Nor is it material that the petition for the first writ was made by the prisoner’s father, and that for the present writ by himself. An application for a writ of habeas corpus may be made either by the person imprisoned or by any one in his behalf, and a father or guardian may always sue out a writ of habeas corpus for his minor child or ward. Gen. Sts. c. 144, § 4. Commonwealth v. Harrison, 11 Mass. 63. Commonwealth v. Downes, 24 Pick. 227. United States v. Anderson, Cooke (Tenn.) 143. Neither the form of the writ, nor the effect of the discharge, is varied by the name in which the petition is presented.

The judgment upon the first writ, therefore, was a valid and conclusive adjudication that the status of the minor, at the time of rendering that judgment, was that of a citizen and not a soldier. Such being the case, he could not be subject to subsequent arrest or trial by a military officer or court.

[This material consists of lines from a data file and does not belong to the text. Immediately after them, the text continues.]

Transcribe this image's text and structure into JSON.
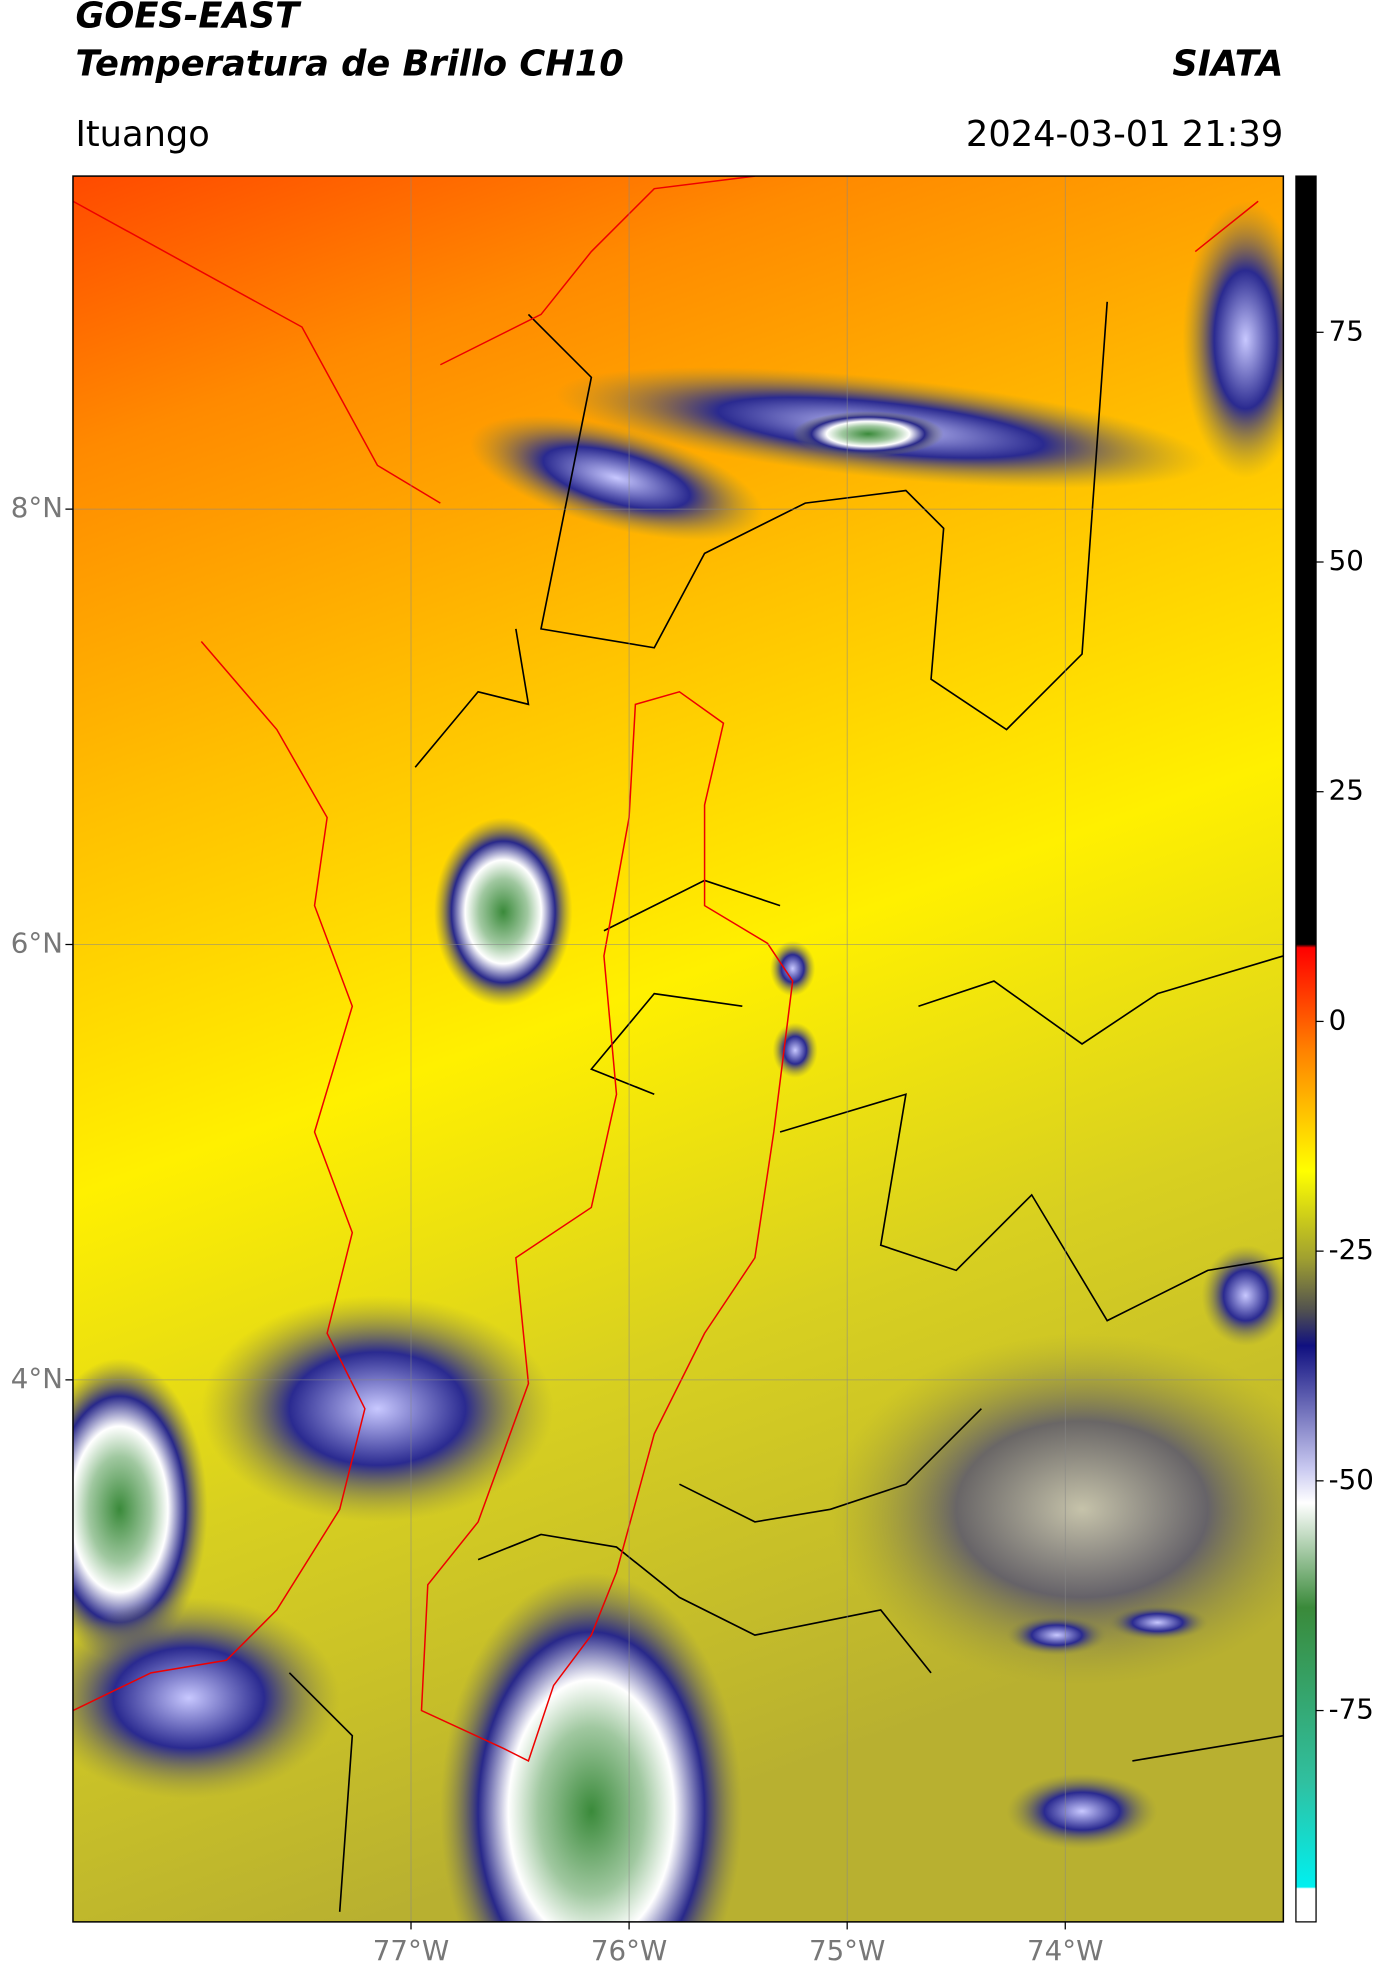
{
  "header": {
    "title": "GOES-EAST",
    "subtitle": "Temperatura de Brillo CH10",
    "source": "SIATA",
    "region": "Ituango",
    "datetime": "2024-03-01 21:39"
  },
  "map": {
    "xlim": [
      -78.55,
      -73.0
    ],
    "ylim": [
      1.51,
      9.53
    ],
    "xticks": [
      {
        "value": -77,
        "label": "77°W"
      },
      {
        "value": -76,
        "label": "76°W"
      },
      {
        "value": -75,
        "label": "75°W"
      },
      {
        "value": -74,
        "label": "74°W"
      }
    ],
    "yticks": [
      {
        "value": 8,
        "label": "8°N"
      },
      {
        "value": 6,
        "label": "6°N"
      },
      {
        "value": 4,
        "label": "4°N"
      }
    ],
    "grid": true
  },
  "colorbar": {
    "ylim": [
      -98,
      92
    ],
    "yticks": [
      75,
      50,
      25,
      0,
      -25,
      -50,
      -75
    ]
  }
}
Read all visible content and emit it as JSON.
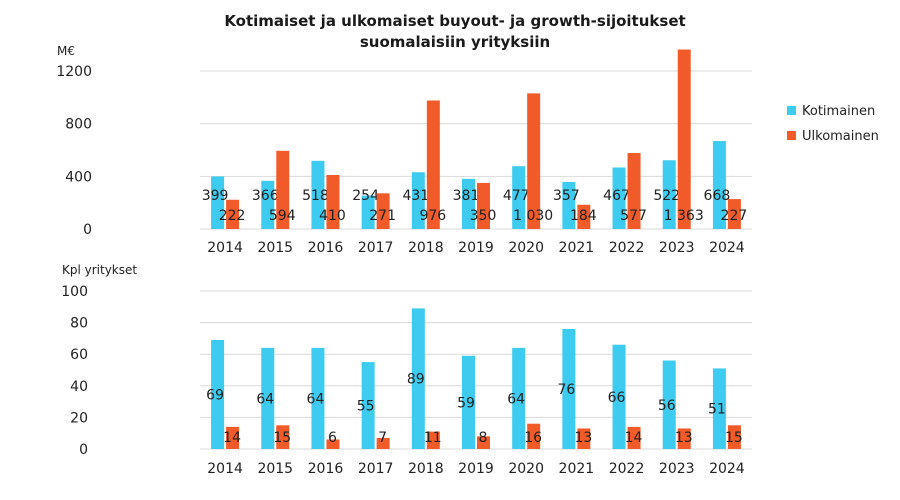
{
  "title_line1": "Kotimaiset ja ulkomaiset buyout- ja growth-sijoitukset",
  "title_line2": "suomalaisiin yrityksiin",
  "colors": {
    "kotimainen": "#3ecbf0",
    "ulkomainen": "#f15a29",
    "grid": "#d9d9d9"
  },
  "legend": {
    "position": "right",
    "items": [
      "Kotimainen",
      "Ulkomainen"
    ]
  },
  "chart_data": [
    {
      "type": "bar",
      "ylabel": "M€",
      "ylim": [
        0,
        1200
      ],
      "yticks": [
        0,
        400,
        800,
        1200
      ],
      "ytick_labels": [
        "0",
        "400",
        "800",
        "1200"
      ],
      "grid": true,
      "categories": [
        "2014",
        "2015",
        "2016",
        "2017",
        "2018",
        "2019",
        "2020",
        "2021",
        "2022",
        "2023",
        "2024"
      ],
      "series": [
        {
          "name": "Kotimainen",
          "values": [
            399,
            366,
            518,
            254,
            431,
            381,
            477,
            357,
            467,
            522,
            668
          ],
          "labels": [
            "399",
            "366",
            "518",
            "254",
            "431",
            "381",
            "477",
            "357",
            "467",
            "522",
            "668"
          ]
        },
        {
          "name": "Ulkomainen",
          "values": [
            222,
            594,
            410,
            271,
            976,
            350,
            1030,
            184,
            577,
            1363,
            227
          ],
          "labels": [
            "222",
            "594",
            "410",
            "271",
            "976",
            "350",
            "1 030",
            "184",
            "577",
            "1 363",
            "227"
          ]
        }
      ]
    },
    {
      "type": "bar",
      "ylabel": "Kpl yritykset",
      "ylim": [
        0,
        100
      ],
      "yticks": [
        0,
        20,
        40,
        60,
        80,
        100
      ],
      "ytick_labels": [
        "0",
        "20",
        "40",
        "60",
        "80",
        "100"
      ],
      "grid": true,
      "categories": [
        "2014",
        "2015",
        "2016",
        "2017",
        "2018",
        "2019",
        "2020",
        "2021",
        "2022",
        "2023",
        "2024"
      ],
      "series": [
        {
          "name": "Kotimainen",
          "values": [
            69,
            64,
            64,
            55,
            89,
            59,
            64,
            76,
            66,
            56,
            51
          ],
          "labels": [
            "69",
            "64",
            "64",
            "55",
            "89",
            "59",
            "64",
            "76",
            "66",
            "56",
            "51"
          ]
        },
        {
          "name": "Ulkomainen",
          "values": [
            14,
            15,
            6,
            7,
            11,
            8,
            16,
            13,
            14,
            13,
            15
          ],
          "labels": [
            "14",
            "15",
            "6",
            "7",
            "11",
            "8",
            "16",
            "13",
            "14",
            "13",
            "15"
          ]
        }
      ]
    }
  ]
}
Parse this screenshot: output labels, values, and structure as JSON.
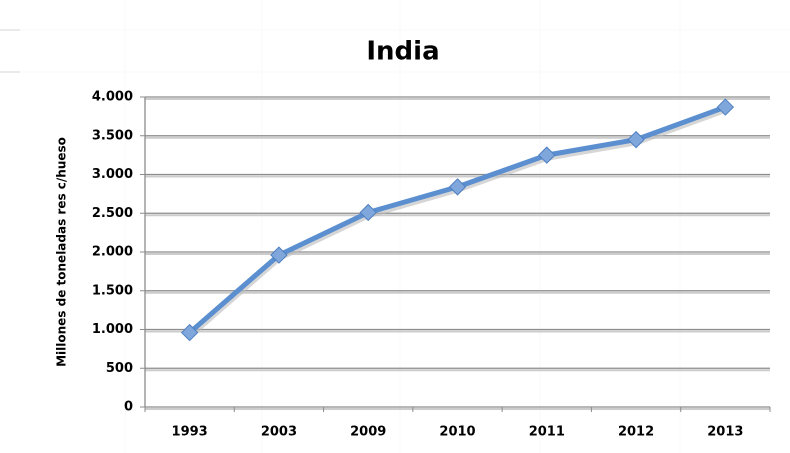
{
  "chart_data": {
    "type": "line",
    "title": "India",
    "y_label": "Millones de toneladas res c/hueso",
    "categories": [
      "1993",
      "2003",
      "2009",
      "2010",
      "2011",
      "2012",
      "2013"
    ],
    "series": [
      {
        "name": "India",
        "color": "#5b8fd0",
        "values": [
          960,
          1960,
          2510,
          2840,
          3250,
          3450,
          3870
        ]
      }
    ],
    "ylim": [
      0,
      4000
    ],
    "yticks": [
      0,
      500,
      {
        "value": 1000,
        "label": "1.000"
      },
      {
        "value": 1500,
        "label": "1.500"
      },
      {
        "value": 2000,
        "label": "2.000"
      },
      {
        "value": 2500,
        "label": "2.500"
      },
      {
        "value": 3000,
        "label": "3.000"
      },
      {
        "value": 3500,
        "label": "3.500"
      },
      {
        "value": 4000,
        "label": "4.000"
      }
    ],
    "grid": true
  }
}
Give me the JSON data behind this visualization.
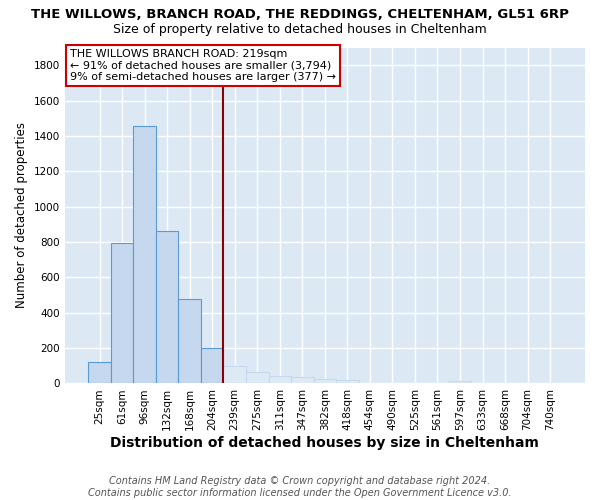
{
  "title": "THE WILLOWS, BRANCH ROAD, THE REDDINGS, CHELTENHAM, GL51 6RP",
  "subtitle": "Size of property relative to detached houses in Cheltenham",
  "xlabel": "Distribution of detached houses by size in Cheltenham",
  "ylabel": "Number of detached properties",
  "footer_line1": "Contains HM Land Registry data © Crown copyright and database right 2024.",
  "footer_line2": "Contains public sector information licensed under the Open Government Licence v3.0.",
  "categories": [
    "25sqm",
    "61sqm",
    "96sqm",
    "132sqm",
    "168sqm",
    "204sqm",
    "239sqm",
    "275sqm",
    "311sqm",
    "347sqm",
    "382sqm",
    "418sqm",
    "454sqm",
    "490sqm",
    "525sqm",
    "561sqm",
    "597sqm",
    "633sqm",
    "668sqm",
    "704sqm",
    "740sqm"
  ],
  "values": [
    120,
    795,
    1455,
    865,
    480,
    200,
    100,
    65,
    45,
    35,
    25,
    20,
    0,
    0,
    0,
    0,
    12,
    0,
    0,
    0,
    0
  ],
  "bar_color_below": "#c5d8ee",
  "bar_color_above": "#ddeaf6",
  "bar_edge_color_below": "#5b9bd5",
  "bar_edge_color_above": "#c5d8ee",
  "vline_x": 6.0,
  "vline_color": "#8b0000",
  "annotation_line1": "THE WILLOWS BRANCH ROAD: 219sqm",
  "annotation_line2": "← 91% of detached houses are smaller (3,794)",
  "annotation_line3": "9% of semi-detached houses are larger (377) →",
  "annotation_box_facecolor": "#ffffff",
  "annotation_border_color": "#cc0000",
  "ylim": [
    0,
    1900
  ],
  "yticks": [
    0,
    200,
    400,
    600,
    800,
    1000,
    1200,
    1400,
    1600,
    1800
  ],
  "bg_color": "#ffffff",
  "plot_bg_color": "#dce9f5",
  "grid_color": "#ffffff",
  "title_fontsize": 9.5,
  "subtitle_fontsize": 9,
  "xlabel_fontsize": 10,
  "ylabel_fontsize": 8.5,
  "tick_fontsize": 7.5,
  "annotation_fontsize": 8,
  "footer_fontsize": 7
}
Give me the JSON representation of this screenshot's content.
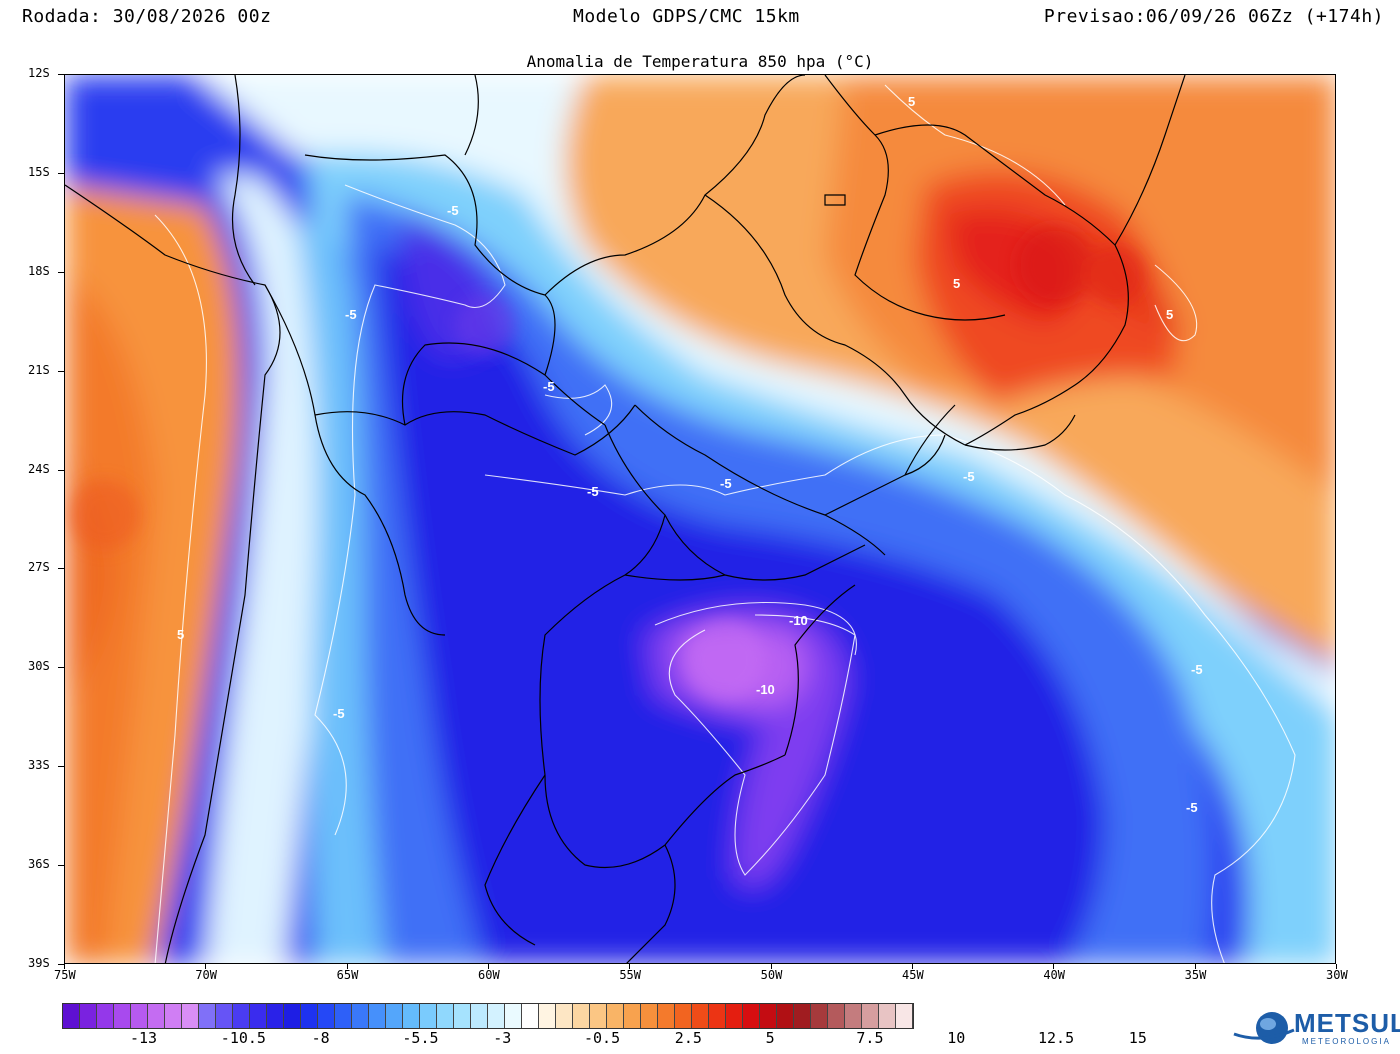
{
  "header": {
    "rodada": "Rodada: 30/08/2026 00z",
    "modelo": "Modelo GDPS/CMC 15km",
    "previsao": "Previsao:06/09/26 06Zz (+174h)"
  },
  "subtitle": "Anomalia de Temperatura 850 hpa (°C)",
  "map": {
    "lat_range": [
      -39,
      -12
    ],
    "lon_range": [
      -75,
      -30
    ],
    "lat_labels": [
      "12S",
      "15S",
      "18S",
      "21S",
      "24S",
      "27S",
      "30S",
      "33S",
      "36S",
      "39S"
    ],
    "lon_labels": [
      "75W",
      "70W",
      "65W",
      "60W",
      "55W",
      "50W",
      "45W",
      "40W",
      "35W",
      "30W"
    ],
    "contour_labels": [
      "5",
      "-5",
      "-5",
      "-5",
      "-5",
      "-5",
      "-5",
      "-5",
      "5",
      "5",
      "-10",
      "-10",
      "-5",
      "-5",
      "5",
      "-5"
    ]
  },
  "colorbar": {
    "labels": [
      "-13",
      "-10.5",
      "-8",
      "-5.5",
      "-3",
      "-0.5",
      "2.5",
      "5",
      "7.5",
      "10",
      "12.5",
      "15"
    ],
    "colors": [
      "#5e10d2",
      "#7a22e0",
      "#9438ea",
      "#a84aee",
      "#b65af0",
      "#c46cf2",
      "#d07ef4",
      "#d98ef6",
      "#8070f8",
      "#6654f6",
      "#4a3cf2",
      "#3a2cee",
      "#2a22e8",
      "#1e1ee4",
      "#1e32f0",
      "#2548f6",
      "#2e60f8",
      "#3a78fa",
      "#4690fb",
      "#54a6fb",
      "#64bbfc",
      "#7acbfd",
      "#90d8fd",
      "#a6e3fe",
      "#bdeaff",
      "#d3f2ff",
      "#eafaff",
      "#ffffff",
      "#fff4e2",
      "#fde6c4",
      "#fcd6a2",
      "#fbc684",
      "#f9b466",
      "#f8a24e",
      "#f6903c",
      "#f47a2c",
      "#f26420",
      "#ef4c18",
      "#ec3414",
      "#e41e10",
      "#d60e10",
      "#c40c12",
      "#b01014",
      "#a01c20",
      "#a63a3c",
      "#b45a5c",
      "#c47c7e",
      "#d69e9f",
      "#e8c4c4",
      "#f8e6e6"
    ],
    "accent_cold": "#2e2ee6",
    "accent_warm": "#f47a2c"
  },
  "logo": {
    "name": "METSUL",
    "sub": "METEOROLOGIA",
    "icon": "globe-swoosh-icon"
  }
}
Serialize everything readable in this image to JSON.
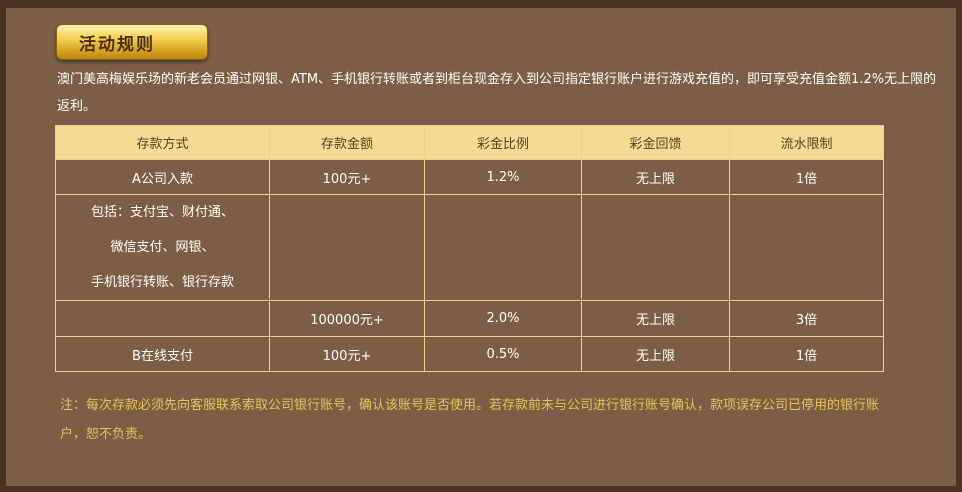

Stacy's case, 10 Johns. 328. Ex parte Watkins, 3 Pet. 193, 209. Ex parte Mil ligan, 4 Wallace, 2. And there is no proof of any new proceeding since commenced against him as a deserter. The despatch of *172the secretary of war, a copy of which is annexed to the return, does not purport to be an order to arrest him as a step in such a proceeding, but simply “ directs that he be arrested wherever found, and sent out of the state of Massachusetts.” It is not an order to hold him for trial before a military court, but to take him out of the jurisdiction and beyond the reach of any civil court, state or federal, held within this Commonwealth.

Prisoner discharged. *

At December term 1871 of the supreme court of the United States it wag decided (the chief justice dissenting) that a state court had no authority to discharge upon writ of habeas corpus a minor even under eighteen years of age, held by an officer of the United States army under an enlistment made with out the consent of his parent or guardian. Tarble’s case, 13 Wallace, 397 The practice in this Commonwealth has since conformed to that decision.